Consider enforcing this combination of columns as a unique constraint at the database level. That won't be possible until the existing duplicates are cleaned out. But it will help prevent this problem from creeping back into the data.
You should define the 4 columns as a non-unique index now since this process will involving lots of comparisons using them. You should define the 4 columns as a single index listing them in the same order you plan to list them in your query. 70M records is gonna take a long time to query. But with an index on the column in question it may drop to a feasible time frame. And you may end up needing to use FORCE INDEX
anyway.
https://www.percona.com/blog/2014/01/03/multiple-column-index-vs-multiple-indexes-with-mysql-56/
Is there a preferred strategy in terms of picking the version of the record to keep? Assuming you want to keep the most recent on file, for example, you can use a date column (I'll call it cdate
) or the value of an auto-increment column (I'll call it id
).
You may want to create a new table users_test
or something similar using an otherwise unchanged CREATE TABLE
statement. Then shunt over a more manageable portion of your data to experiment on there. Especially if you already know a few of the duplicate records so that you can be sure to include them. Then you can start out with something like this:
SELECT
t1.id,
t2.id,
t1.cdate,
t2.cdate,
t1.email,
t2.email,
t1.alt_email,
t2.alt_email,
t1.mobile,
t2.mobile,
t1.alt_mobile,
t2.alt_mobile
# Include whatever other columns may be helpful
FROM
# Or users_test if it exists
users t1
JOIN users t2 ON (
# We want t2 to always contain a duplicate but older record
t1.cdate > t2.cdate
AND
t1.email = t2.email
AND
t1.alt_email = t2.alt_email
AND
t1.mobile = t2.mobile
AND
t1.alt_mobile = t2.alt_mobile
)
;
Sanity check the results. You want to make damn sure your data matches your expectations before running a DELETE
statement in production. But once you are happy with the results you can safely collect t2.id
values from that query. Those will all be records with a newer duplicate row.
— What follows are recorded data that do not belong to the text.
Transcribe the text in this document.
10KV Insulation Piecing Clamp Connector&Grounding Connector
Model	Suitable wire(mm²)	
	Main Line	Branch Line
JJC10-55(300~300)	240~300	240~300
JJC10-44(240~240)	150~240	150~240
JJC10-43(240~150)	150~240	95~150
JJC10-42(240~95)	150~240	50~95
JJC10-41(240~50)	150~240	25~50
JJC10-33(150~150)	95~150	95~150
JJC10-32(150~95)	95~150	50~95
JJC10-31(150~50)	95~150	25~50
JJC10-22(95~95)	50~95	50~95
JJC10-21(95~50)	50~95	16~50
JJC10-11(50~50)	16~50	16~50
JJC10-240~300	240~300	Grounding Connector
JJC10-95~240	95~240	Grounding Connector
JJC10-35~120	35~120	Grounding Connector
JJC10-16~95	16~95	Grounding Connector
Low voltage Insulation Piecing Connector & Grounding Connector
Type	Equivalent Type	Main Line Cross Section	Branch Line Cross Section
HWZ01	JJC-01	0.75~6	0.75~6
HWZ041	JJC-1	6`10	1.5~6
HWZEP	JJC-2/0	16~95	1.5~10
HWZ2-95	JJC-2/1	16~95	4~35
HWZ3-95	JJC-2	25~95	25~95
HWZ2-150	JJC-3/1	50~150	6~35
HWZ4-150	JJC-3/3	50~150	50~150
If you don't have a date to compare use id
. If you would rather keep the oldest record on file switch the > to an <. Or you may have a completely different strategy in mind for picking the version of the record to keep. That's left as an exercise for the reader.
Adding an index on these columns will slow down writes. So if it is vitally important that writes to the users
table in production are super fast then you may not be able to define the index (unique or not) in production. But with this method you can still dump the whole thing to a staging environment, set up the index there, collect the IDs, and then use just the ID list in DELETE
statements in production.
DELETE FROM users WHERE id in (/* list of t2.id values here */);
Personally I find slightly slower writes a small price to pay for the potential read boost and data sanitation that comes along with defining natural keys as UNIQUE
constraints. But I've also never dealt with a project with 70M rows in the users
table. My experiences may not mean much for your particular situation.
If this proves unworkable I can think of two other strategies worth investigating.
Use a cloned table similar to user_test
discussed above. Move some much smaller subset of user records into it. Join the two different tables rather than the self join on users
. Comparing 10k rows to 70M rows should be much faster than comparing 70M to 70M. But checking all the records will require running 7,000+ iterations. You'd want to use the full users
table in the t2
position. And you could potentially pick up some optimizations depending on how you chunk your rows into the table for comparison.
Or you could rename your existing users
table to something like users_old
. Then you can create a new users
table with the unique constraint in place across those 4 columns. Then use a combination of INSERT INTO … SELECT …
and INSERT … ON DUPLICATE KEY UPDATE …
statements to populate the new table using values from the old table.
INSERT INTO users
SELECT * FROM users_old
ON DUPLICATE KEY UPDATE
some_column = VALUES(some_column),
some_other_column = VALUES(some_other_column), …
;
You can leave the columns from the UNIQUE
constraint out of your UPDATE
clause because you know they wouldn't change anyway. And this strategy goes out the window is enforcing a UNIQUE
constraint in production isn't an option for you.